La testa girava e l’atmosfera gli sembrò irreale, sospesa come il pulviscolo che fluttuava in lente volute, colpito dalla luce del mattino. I movimenti energici ma a tratti sgraziati di Germania, ne rivelavano l’inesperienza. Tuttavia traboccavano di premura e di una malcelata urgenza, che era la stessa di Italia. Anni e anni passati l’uno accanto all’altro, a desiderarsi e trattenersi, fino a quando i loro sentimenti avevano cominciato a straripare senza che se ne accorgessero.
Italia pensò che fosse andata bene così. Sentirlo muoversi addosso a lui, poterlo stringere, sapere che quel piacere intenso proveniente dal bassoventre era opera sua, era quanto di più bello potesse provare.
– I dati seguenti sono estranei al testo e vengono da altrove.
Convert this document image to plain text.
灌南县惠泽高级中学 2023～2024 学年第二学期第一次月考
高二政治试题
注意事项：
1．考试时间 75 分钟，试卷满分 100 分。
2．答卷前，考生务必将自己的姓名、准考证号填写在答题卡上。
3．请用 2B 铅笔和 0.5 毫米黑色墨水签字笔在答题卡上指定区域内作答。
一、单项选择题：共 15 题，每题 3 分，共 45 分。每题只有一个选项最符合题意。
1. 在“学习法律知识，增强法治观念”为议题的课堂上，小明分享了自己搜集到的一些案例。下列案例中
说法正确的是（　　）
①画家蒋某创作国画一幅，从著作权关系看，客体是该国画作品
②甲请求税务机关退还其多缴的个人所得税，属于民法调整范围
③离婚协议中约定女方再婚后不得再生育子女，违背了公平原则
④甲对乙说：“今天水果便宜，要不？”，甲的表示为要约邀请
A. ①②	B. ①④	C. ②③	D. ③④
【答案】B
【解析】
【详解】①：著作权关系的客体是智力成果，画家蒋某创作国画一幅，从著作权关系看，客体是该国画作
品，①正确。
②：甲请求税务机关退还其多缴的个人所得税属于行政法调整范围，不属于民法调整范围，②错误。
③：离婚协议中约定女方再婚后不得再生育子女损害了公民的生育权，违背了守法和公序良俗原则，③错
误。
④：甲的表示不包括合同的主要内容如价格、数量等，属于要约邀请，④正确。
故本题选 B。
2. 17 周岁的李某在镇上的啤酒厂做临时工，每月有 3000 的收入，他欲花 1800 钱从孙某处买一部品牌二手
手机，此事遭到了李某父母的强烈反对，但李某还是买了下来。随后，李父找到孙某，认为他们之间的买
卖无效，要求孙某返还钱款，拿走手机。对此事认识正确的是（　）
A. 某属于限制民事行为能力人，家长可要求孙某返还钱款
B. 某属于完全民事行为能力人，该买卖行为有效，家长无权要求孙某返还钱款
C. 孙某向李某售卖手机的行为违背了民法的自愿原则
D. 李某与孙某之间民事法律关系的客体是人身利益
Con sommo appagamento, Germania gli rimase addossato anche quando terminarono. Si stesero su un fianco rivolti l’uno verso l’altro e il tedesco gli avvolse il busto fra le braccia, appoggiando il capo biondo e spettinato contro il petto. Italia lo ricambiò stringendo le spalle con un braccio e il collo con l’altro, affondando le dita fra i capelli sulla nuca e accarezzandoli lentamente. Erano entrambi totalmente sfatti e si abbandonarono al sonno, inseguiti dalle sensazioni del tutto nuove che avevano appena provato.
 
Riferimenti Storici:
 
  • Il 9 Novembre 1989 venne deciso che gli abitanti di Berlino Est avrebbero potuto attraversa il confine con un apposito permesso. Il provvedimento sarebbe entrato in vigore il giorno successivo, dando il tempo alle guardie di frontiera di organizzarsi. Durante la conferenza stampa che si tenne poco dopo il ministro della propaganda della Repubblica Democratica Tedesca, che non aveva ricevuto informazioni precise, disse che il provvedimento risultava effettivo da subito. Migliaia di Berlinesi si precipitarono ai posti di blocco e le guardie, non avendo mezzi per sedare la folla, furono costrette ad aprire la frontiera e lasciarli circolare liberamente. Vi furono grandi festeggiamenti e i bar nei pressi del muro cominciarono ad offrire da bere gratis.